Au moins une trentaine de ménages de Willeghem, bourgade de l'extrême frontière septentrionale, s'étaient accordés pour quitter ensemble leur misérable pays. Ceux-là n'avaient point pris place sur les camions, mais, un peu après l'arrivée du gros des émigrants flamands, ils se présentèrent en bon ordre, comme dans un cortège de festival. Soucieux de faire bonne figure, de se distinguer de la cohue, désirant qu'on dise après leur départ: ‘Les plus crânes étaient ceux de Willeghem.’
Les jeunes hommes venaient d'abord, puis les femmes avec leurs enfants, puis les jeunes filles et enfin les vieillards. Quelques mères allaitaient encore leur dernier-né. Combien d'aïeules, s'appuyant sur des béquilles et comptant sur un renouveau, sur une mystérieuse jouvence, devaient s'éteindre en route, et, cousues dans un sac lesté de sable, basculées sur une planche, se verraient destinées à nourrir les poissons! Des hommes faits, en nippes de terrassiers, vêtus de gros velours côtelé, avaient la pioche et la houe sur l'épaule et le bissac et la gourde au flanc. Des couvreurs et des briquetiers allaient appareiller pour des pays où l'on ignore la tuile et la brique.

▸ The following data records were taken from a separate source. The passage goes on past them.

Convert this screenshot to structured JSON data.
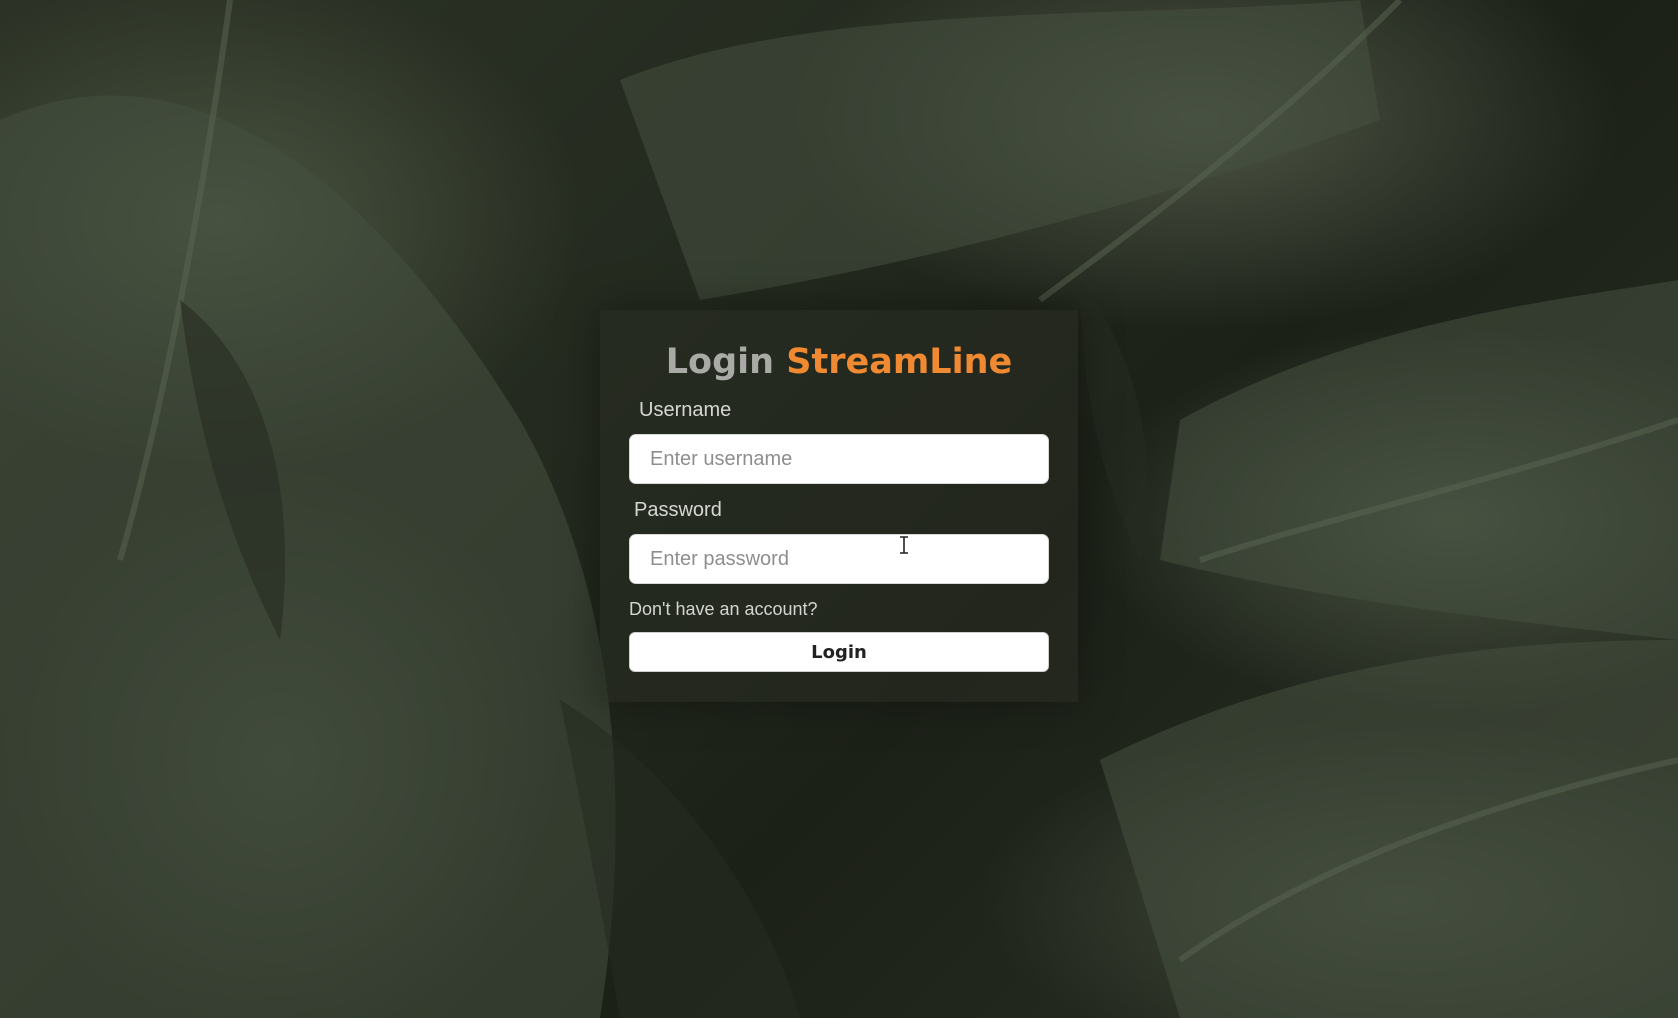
{
  "login": {
    "title_prefix": "Login",
    "title_brand": "StreamLine",
    "username_label": "Username",
    "username_placeholder": "Enter username",
    "username_value": "",
    "password_label": "Password",
    "password_placeholder": "Enter password",
    "password_value": "",
    "signup_prompt": "Don't have an account?",
    "submit_label": "Login"
  },
  "colors": {
    "brand_accent": "#f08a32",
    "title_muted": "#a9aaa6",
    "button_background": "#ffffff"
  },
  "background": {
    "icon": "tropical-leaves-image"
  }
}
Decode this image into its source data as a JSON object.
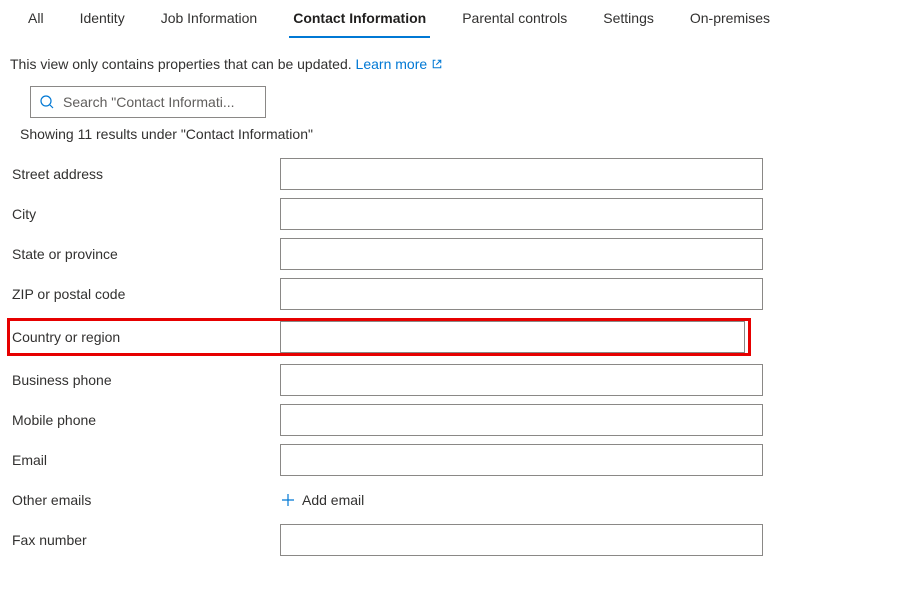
{
  "tabs": [
    {
      "key": "all",
      "label": "All"
    },
    {
      "key": "identity",
      "label": "Identity"
    },
    {
      "key": "job",
      "label": "Job Information"
    },
    {
      "key": "contact",
      "label": "Contact Information",
      "active": true
    },
    {
      "key": "parental",
      "label": "Parental controls"
    },
    {
      "key": "settings",
      "label": "Settings"
    },
    {
      "key": "onprem",
      "label": "On-premises"
    }
  ],
  "info_text": "This view only contains properties that can be updated.",
  "learn_more": "Learn more",
  "search": {
    "placeholder": "Search \"Contact Informati..."
  },
  "results_text": "Showing 11 results under \"Contact Information\"",
  "fields": [
    {
      "key": "street",
      "label": "Street address",
      "value": "",
      "type": "text"
    },
    {
      "key": "city",
      "label": "City",
      "value": "",
      "type": "text"
    },
    {
      "key": "state",
      "label": "State or province",
      "value": "",
      "type": "text"
    },
    {
      "key": "zip",
      "label": "ZIP or postal code",
      "value": "",
      "type": "text"
    },
    {
      "key": "country",
      "label": "Country or region",
      "value": "",
      "type": "text",
      "highlight": true
    },
    {
      "key": "bphone",
      "label": "Business phone",
      "value": "",
      "type": "text"
    },
    {
      "key": "mphone",
      "label": "Mobile phone",
      "value": "",
      "type": "text"
    },
    {
      "key": "email",
      "label": "Email",
      "value": "",
      "type": "text"
    },
    {
      "key": "otheremails",
      "label": "Other emails",
      "type": "addemail"
    },
    {
      "key": "fax",
      "label": "Fax number",
      "value": "",
      "type": "text"
    }
  ],
  "add_email_label": "Add email"
}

Une jeune fille, l'air d'une innocente, moufflarde et radieuse, emportait un tarin dans une cage.
En tête marchait la fanfare du village, bannière déployée. Fanfare et drapeau émigraient aussi. Les musiciens pouvaient hardiment emporter leurs instruments et leur drapeau, car il ne resterait personne à Willeghem pour faire encore partie de l'orphéon.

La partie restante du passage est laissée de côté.